What steps are required to address the challenges?
- Invest in R&D and Prototyping: Support collaborative R&D between ISRO, DRDO, IITs, and global agencies like ESA/NASA to test small-scale SBSP prototypes and refine key technologies like beam rectennas, lightweight materials, and power conversion systems.
- Private Sector and Start-up Involvement: Encourage India’s space-tech startups under the IN-SPACe framework to explore low-cost, modular components, and launch innovation.
- International Collaboration: Join or co-lead global initiatives on SBSP such as the European Space Agency’s Solaris Programme or future BRICS-led cooperative missions.
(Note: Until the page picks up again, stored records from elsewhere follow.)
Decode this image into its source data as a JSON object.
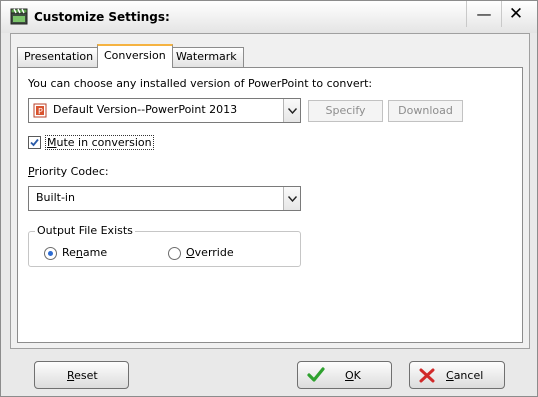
{
  "window": {
    "title": "Customize Settings:",
    "minimize_glyph": "—",
    "close_glyph": "✕"
  },
  "tabs": [
    {
      "label": "Presentation",
      "active": false
    },
    {
      "label": "Conversion",
      "active": true
    },
    {
      "label": "Watermark",
      "active": false
    }
  ],
  "conversion": {
    "powerpoint_prompt": "You can choose any installed version of PowerPoint to convert:",
    "powerpoint_version": {
      "value": "Default Version--PowerPoint 2013",
      "icon": "powerpoint-icon"
    },
    "specify_label": "Specify",
    "download_label": "Download",
    "mute": {
      "label_first": "M",
      "label_rest": "ute in conversion",
      "checked": true
    },
    "codec": {
      "label_first": "P",
      "label_rest": "riority Codec:",
      "value": "Built-in"
    },
    "output_group": {
      "title": "Output File Exists",
      "rename": {
        "label_pre": "Re",
        "label_ul": "n",
        "label_post": "ame",
        "selected": true
      },
      "override": {
        "label_pre": "",
        "label_ul": "O",
        "label_post": "verride",
        "selected": false
      }
    }
  },
  "footer": {
    "reset": {
      "label_ul": "R",
      "label_rest": "eset"
    },
    "ok": {
      "label_ul": "O",
      "label_rest": "K",
      "icon": "checkmark-icon"
    },
    "cancel": {
      "label_ul": "C",
      "label_rest": "ancel",
      "icon": "cross-icon"
    }
  },
  "colors": {
    "accent_tab": "#f5b342",
    "radio_selected": "#2c6bd1",
    "ok_green": "#2fa12f",
    "cancel_red": "#d12a2a"
  }
}
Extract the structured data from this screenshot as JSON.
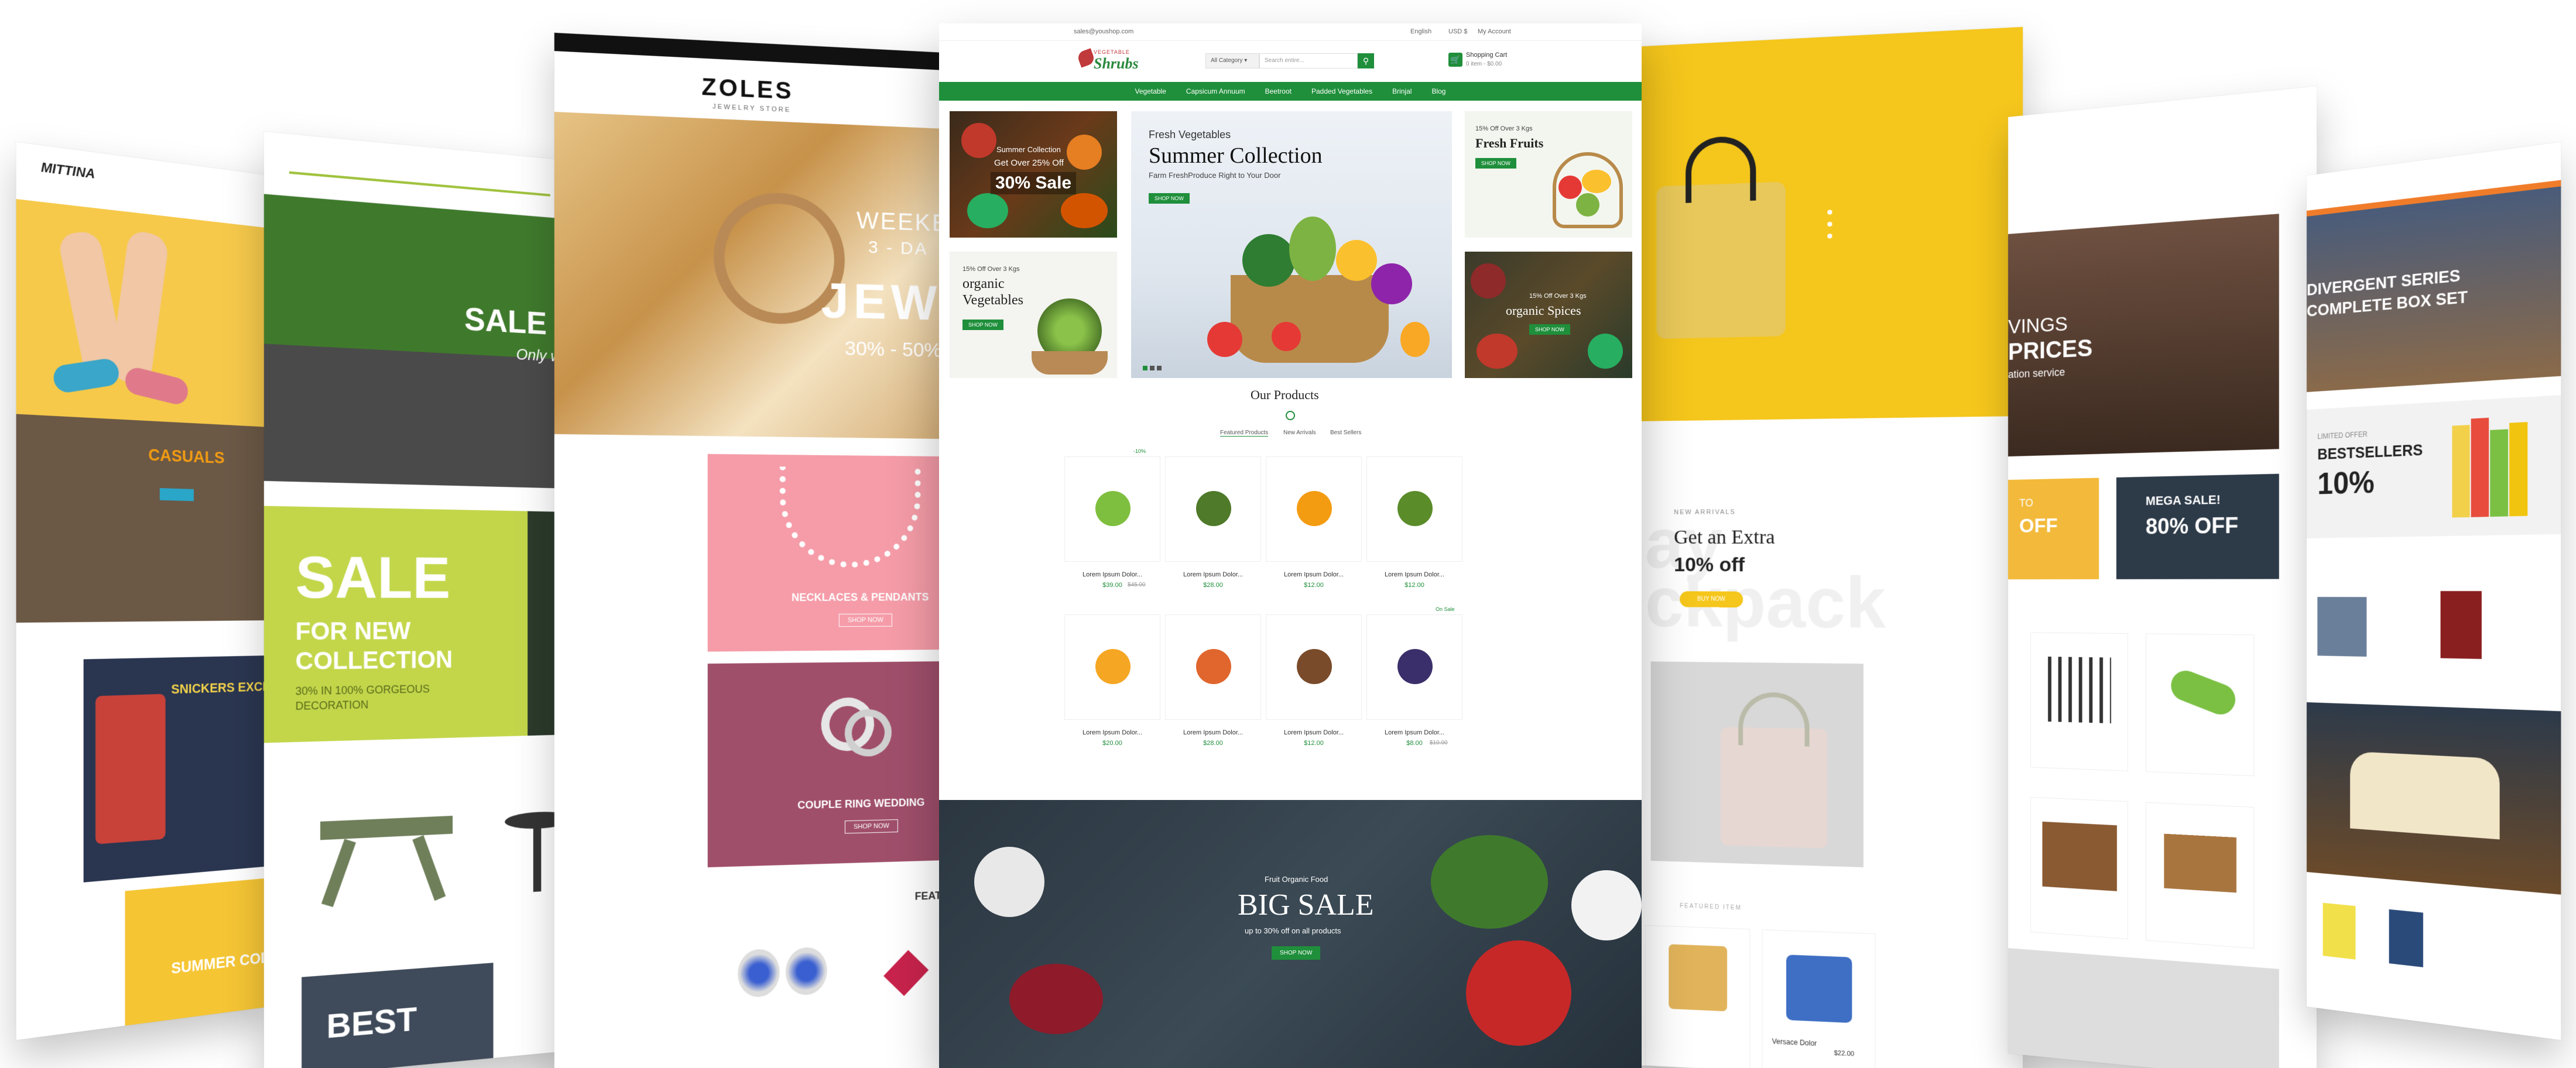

- Space and Ground Infrastructure Planning: Identify and acquire land for safe ground-based receiving stations, while planning satellite slots in conjunction with international orbital guidelines.
- Cost Reduction Through Reusability: Leverage ISRO’s work on reusable launch vehicles (RLV) and modular satellite assembly in orbit to bring down costs over the long term.
- Regulatory Framework and Public Dialogue: Formulate clear guidelines on microwave beaming safety, land use, and cross-sectoral coordination, involving ministries of defence, space, energy, and environment.
- Long-term Roadmap and Pilots: Draft a National SBSP Roadmap (2030–2050), with defined milestones, such as: Ground-based high-altitude beaming experiments, Near-space (stratospheric) solar balloon pilots, LEO-based small-scale SBSP demos.